SUPPORTERS of former Argentinian president Cristina Fernandez protested in Buenos Aires on Thursday night after she was detained for alleged treason.

Demonstrators took to the city’s Plaza de Mayo after Ms Fernandez was taken into custody over claims that she had covered up alleged Iranian government involvement in a 1994 car-bomb attack on the Argentinian Israelite Mutual Association that killed 86 people.

Ms Fernandez, who stood up to US “vulture fund” creditors when in office, faces up to 10 years in jail.

Federal Judge Claudio Bonadio said that the widow and successor of former president Nestor Kirchner could be held liable for “treason against the fatherland” and “aggravated cover-up” of the claimed involvement of five Iranian government officials in the terrorist act.

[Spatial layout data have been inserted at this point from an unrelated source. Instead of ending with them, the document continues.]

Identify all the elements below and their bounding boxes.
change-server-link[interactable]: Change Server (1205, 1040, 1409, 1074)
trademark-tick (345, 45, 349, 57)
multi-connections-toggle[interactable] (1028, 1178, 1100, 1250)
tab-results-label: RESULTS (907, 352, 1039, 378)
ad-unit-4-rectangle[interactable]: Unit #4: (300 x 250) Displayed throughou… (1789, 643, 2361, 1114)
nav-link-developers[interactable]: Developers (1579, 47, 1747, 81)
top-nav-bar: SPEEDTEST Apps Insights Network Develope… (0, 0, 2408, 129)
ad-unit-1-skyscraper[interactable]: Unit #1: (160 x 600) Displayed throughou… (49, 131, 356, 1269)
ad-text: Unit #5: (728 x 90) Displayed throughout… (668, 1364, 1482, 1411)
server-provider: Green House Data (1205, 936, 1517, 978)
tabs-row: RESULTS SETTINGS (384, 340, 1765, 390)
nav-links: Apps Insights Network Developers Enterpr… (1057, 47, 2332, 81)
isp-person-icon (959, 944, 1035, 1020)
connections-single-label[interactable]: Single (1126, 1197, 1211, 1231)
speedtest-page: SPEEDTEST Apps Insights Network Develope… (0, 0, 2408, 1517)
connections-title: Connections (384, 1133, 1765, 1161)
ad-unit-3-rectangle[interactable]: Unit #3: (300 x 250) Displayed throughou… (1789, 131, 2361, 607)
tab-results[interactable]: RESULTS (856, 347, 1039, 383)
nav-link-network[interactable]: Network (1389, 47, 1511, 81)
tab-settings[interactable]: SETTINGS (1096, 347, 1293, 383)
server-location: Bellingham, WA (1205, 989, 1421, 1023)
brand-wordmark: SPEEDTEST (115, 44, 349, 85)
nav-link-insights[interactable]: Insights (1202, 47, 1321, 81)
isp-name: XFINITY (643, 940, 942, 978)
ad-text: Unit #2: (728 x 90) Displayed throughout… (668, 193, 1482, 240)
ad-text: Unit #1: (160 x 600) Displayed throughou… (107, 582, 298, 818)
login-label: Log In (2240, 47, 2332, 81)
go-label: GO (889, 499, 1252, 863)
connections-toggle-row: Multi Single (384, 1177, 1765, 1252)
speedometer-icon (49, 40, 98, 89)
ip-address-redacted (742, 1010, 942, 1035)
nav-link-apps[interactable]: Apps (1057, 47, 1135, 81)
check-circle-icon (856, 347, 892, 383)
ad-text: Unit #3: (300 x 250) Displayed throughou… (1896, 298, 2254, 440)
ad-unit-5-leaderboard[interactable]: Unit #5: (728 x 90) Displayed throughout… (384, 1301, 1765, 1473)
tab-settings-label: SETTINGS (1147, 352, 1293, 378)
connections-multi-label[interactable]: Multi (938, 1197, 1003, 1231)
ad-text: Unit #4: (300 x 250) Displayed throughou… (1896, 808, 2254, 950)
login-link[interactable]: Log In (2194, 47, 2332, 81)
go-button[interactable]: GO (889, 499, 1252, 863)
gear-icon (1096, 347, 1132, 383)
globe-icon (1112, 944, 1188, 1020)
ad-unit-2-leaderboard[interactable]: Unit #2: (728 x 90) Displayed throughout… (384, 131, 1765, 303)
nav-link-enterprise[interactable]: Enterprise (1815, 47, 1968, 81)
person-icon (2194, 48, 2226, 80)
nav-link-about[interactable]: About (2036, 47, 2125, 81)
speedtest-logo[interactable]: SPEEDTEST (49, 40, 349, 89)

Judge Bonadio claimed that a memorandum of understanding with Iran signed by Ms Fernandez in 2013 contained an agreement not to investigate Tehran’s alleged role.

He asked the Senate to strip Ms Fernandez of her immunity, a decision that requires a two-thirds majority.

The former president, who was sworn in as a senator just last week, branded the charges an attack on democracy and the rule of law and said Judge Bonadio and President Mauricio Macri represented a “political and judicial organisation to persecute the opposition.

“From a legal point of view, this is a nonsense, an excess,” she told a press conference.

“These measures not only violate the rule of law but seek to cause personal and political harm to opponents, their career, their ideas.

“It has nothing to do with justice and democracy,” she insisted.

Ms Fernandez called the charges a “smokescreen” and said they had “no cause.”

Trade union federation CTEP leader and lawyer Juan Grabois called for protests “against the policy of repression and the persecution of opponents promoted by the government.”

Similar calls also came from the Milagro Sala Front, founded to defend the indigenous leader who was acquitted on Thursday, and her own Tupac Amaru association, which said: “Today they assassinated the rule of law.”

Venezuela’s ruling United Socialist Party also gave its support to Ms Fernandez, with National Constituent Assembly speaker Delcy Rodriguez saying: “We will not be quiet or frightened … They will not punish us nor provoke us.”